After completing our first project in the “land of no accountability,” we worked in dozens of other organizations where we were able to track the specific relationship between holding accountability discussions and key performance indicators. Here are a few of our findings taken from VitalSmarts case studies:
• Hospitals that influence employees to embrace better ways of holding each other accountable for protocol infractions, such as failing to wash on the way in and out of patients’ rooms, routinely move from the typical 70 percent compliance rate to nearly a perfect score. (On two occasions, the post-training scores were so high that compliance monitors doubted the results, repeated the analysis, and found that indeed, after being taught specific methods and scripts for dealing with protocol violations, hand-washing conformity reached nearly 100 percent.)
• After turning the use of crucial accountability skills into new norms for employees of a large telecom company, we found that an increase of 18 percent in the use of the skills corresponded with over 40 percent improvement in productivity.
• When an IT group improved crucial accountability practices by 22 percent, quality improved over 30 percent, productivity climbed almost 40 percent, and costs plummeted almost 50 percent, all while employee satisfaction swelled 20 percent.

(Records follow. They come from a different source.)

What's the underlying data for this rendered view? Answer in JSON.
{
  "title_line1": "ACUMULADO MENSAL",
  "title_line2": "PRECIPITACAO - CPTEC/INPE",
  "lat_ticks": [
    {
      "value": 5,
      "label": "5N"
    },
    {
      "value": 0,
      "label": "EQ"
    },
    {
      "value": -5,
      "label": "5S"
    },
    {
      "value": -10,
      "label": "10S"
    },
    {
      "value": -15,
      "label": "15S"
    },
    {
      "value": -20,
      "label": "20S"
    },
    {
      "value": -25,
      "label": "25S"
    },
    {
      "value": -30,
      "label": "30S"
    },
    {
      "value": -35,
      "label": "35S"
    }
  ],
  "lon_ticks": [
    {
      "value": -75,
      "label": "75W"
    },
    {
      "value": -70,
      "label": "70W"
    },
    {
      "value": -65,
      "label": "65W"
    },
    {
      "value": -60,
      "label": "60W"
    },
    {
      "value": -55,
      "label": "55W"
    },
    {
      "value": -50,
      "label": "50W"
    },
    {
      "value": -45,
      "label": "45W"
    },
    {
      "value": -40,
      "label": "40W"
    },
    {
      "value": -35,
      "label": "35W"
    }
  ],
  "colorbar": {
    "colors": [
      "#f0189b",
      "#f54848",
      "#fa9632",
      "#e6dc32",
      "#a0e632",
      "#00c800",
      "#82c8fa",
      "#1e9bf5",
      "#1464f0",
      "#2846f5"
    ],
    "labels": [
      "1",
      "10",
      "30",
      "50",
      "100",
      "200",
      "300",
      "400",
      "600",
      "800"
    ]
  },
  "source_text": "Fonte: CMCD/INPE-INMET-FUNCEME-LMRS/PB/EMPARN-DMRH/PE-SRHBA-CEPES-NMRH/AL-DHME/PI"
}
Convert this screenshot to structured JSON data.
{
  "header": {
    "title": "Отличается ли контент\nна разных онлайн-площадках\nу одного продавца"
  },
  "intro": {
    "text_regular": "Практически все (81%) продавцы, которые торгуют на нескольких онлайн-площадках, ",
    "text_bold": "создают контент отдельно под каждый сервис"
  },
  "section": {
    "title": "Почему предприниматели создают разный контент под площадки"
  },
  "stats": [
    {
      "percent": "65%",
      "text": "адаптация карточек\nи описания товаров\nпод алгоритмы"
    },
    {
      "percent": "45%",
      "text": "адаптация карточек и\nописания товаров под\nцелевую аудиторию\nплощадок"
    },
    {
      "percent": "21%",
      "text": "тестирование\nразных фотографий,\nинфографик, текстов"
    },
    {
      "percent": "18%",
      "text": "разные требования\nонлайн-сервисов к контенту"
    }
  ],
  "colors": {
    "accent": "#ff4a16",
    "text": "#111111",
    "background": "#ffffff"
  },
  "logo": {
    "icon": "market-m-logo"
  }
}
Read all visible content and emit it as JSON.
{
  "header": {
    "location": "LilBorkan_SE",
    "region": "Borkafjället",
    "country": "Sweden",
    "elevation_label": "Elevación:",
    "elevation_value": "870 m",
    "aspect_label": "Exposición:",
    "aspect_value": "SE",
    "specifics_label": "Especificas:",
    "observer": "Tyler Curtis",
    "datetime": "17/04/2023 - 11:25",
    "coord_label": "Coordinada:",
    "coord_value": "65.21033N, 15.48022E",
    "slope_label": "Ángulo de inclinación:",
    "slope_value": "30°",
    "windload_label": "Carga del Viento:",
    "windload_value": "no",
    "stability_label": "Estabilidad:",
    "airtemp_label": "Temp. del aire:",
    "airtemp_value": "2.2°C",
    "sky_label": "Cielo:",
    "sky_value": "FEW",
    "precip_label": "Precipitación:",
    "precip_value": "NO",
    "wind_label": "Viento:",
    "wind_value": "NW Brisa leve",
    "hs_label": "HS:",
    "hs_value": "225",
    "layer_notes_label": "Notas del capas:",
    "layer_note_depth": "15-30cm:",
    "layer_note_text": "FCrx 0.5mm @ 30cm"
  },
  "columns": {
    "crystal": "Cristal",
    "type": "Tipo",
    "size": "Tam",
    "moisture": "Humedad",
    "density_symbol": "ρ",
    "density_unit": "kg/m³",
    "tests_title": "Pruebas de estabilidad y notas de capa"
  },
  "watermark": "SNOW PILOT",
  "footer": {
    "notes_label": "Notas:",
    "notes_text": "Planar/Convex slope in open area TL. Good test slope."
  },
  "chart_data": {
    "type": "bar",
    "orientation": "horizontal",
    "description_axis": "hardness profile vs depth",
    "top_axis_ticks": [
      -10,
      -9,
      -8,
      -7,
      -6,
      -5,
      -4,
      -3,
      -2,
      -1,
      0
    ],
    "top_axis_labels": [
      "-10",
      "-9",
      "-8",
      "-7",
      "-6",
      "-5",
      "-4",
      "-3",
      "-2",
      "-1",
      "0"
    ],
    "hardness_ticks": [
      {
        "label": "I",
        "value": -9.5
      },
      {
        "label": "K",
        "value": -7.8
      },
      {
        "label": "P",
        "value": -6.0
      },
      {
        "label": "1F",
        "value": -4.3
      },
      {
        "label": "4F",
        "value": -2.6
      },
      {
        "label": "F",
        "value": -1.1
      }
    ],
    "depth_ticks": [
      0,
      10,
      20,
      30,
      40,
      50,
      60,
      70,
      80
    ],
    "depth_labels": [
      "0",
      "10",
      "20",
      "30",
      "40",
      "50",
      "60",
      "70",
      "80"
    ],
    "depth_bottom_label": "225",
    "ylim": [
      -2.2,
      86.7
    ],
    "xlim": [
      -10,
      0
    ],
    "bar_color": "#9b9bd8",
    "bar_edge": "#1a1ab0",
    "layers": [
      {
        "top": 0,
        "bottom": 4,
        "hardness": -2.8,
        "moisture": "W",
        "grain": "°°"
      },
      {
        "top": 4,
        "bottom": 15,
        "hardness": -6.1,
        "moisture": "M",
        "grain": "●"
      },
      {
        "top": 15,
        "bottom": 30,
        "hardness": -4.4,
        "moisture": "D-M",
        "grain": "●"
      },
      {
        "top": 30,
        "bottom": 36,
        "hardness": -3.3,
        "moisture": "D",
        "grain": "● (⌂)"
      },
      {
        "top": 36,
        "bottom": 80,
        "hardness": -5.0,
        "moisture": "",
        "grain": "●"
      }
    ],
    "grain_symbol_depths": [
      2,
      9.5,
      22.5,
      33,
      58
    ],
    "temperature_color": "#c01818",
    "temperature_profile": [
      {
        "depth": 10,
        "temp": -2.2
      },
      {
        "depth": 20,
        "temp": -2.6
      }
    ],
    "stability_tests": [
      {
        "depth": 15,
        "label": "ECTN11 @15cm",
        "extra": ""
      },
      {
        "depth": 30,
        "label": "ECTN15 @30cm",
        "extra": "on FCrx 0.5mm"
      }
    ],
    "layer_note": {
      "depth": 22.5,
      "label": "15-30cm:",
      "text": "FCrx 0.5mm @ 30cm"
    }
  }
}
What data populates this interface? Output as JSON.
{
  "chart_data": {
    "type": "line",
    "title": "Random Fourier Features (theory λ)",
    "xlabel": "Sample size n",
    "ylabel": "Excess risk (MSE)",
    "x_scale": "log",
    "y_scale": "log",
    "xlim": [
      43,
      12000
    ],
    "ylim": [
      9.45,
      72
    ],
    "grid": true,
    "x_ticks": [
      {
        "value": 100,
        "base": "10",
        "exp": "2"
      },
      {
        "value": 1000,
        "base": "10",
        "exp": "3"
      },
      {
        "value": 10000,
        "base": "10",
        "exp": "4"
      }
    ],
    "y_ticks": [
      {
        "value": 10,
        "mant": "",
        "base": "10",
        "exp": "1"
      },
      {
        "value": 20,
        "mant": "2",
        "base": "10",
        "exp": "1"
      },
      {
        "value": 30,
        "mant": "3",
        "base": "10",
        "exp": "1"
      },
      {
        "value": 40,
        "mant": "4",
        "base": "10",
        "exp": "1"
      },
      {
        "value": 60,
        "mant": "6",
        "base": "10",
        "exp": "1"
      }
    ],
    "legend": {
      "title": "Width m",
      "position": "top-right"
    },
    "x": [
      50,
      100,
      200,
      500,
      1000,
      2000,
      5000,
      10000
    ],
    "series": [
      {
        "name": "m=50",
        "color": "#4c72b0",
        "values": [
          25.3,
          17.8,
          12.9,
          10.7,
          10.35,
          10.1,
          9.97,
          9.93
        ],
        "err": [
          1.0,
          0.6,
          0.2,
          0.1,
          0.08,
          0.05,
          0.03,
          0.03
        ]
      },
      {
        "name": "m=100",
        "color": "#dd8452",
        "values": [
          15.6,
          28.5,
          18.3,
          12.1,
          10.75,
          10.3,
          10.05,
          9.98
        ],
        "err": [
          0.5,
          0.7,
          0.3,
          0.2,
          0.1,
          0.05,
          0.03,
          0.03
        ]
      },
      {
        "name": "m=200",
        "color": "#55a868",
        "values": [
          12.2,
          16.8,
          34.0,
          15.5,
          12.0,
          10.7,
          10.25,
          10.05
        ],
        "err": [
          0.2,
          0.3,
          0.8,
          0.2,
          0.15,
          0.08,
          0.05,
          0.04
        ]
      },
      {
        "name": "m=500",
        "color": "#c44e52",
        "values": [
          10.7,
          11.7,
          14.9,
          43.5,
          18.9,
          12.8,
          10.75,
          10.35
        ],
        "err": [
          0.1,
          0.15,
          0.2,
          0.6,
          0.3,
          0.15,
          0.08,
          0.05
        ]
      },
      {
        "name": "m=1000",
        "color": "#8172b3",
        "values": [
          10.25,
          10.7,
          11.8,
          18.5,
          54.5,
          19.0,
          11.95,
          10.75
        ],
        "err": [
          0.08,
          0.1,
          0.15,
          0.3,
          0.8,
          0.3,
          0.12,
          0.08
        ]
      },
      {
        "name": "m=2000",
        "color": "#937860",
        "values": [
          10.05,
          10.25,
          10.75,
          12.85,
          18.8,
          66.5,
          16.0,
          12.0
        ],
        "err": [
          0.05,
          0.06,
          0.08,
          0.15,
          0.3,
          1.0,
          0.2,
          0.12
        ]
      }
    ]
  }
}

• A project with a large defense contractor revealed that for each 1 percent increase in the use of the company’s crucial accountability skills, there was a $1,500,000 gain in productivity. Nine months after beginning the training, employees improved 13 percent. You do the math.
• Perhaps the most interesting finding came in the form of personal career success. We learned that in order to find people who were good at holding others accountable, we simply needed to ask leaders who their most valued employees were. Almost without exception the top-valued employees selected by the leaders were positive deviants who had learned how to hold others accountable. Learn how to hold others accountable, learn how to bring predictability and trust into an organization, and you’ll be counted as one of your company’s most valued assets.
So if you want to peer out into the distant and murky future, stand on the shoulders of giants. If you want to learn the skills routinely employed by individuals who effectively hold others accountable — and equally important, enjoy the results that come from creating a culture of accountability — stand on the shoulders of positive deviants. We (the authors) have seen enormous benefits in our own lives as we’ve worked to turn insights gleaned from brilliant communicators into personal, lifelong habits.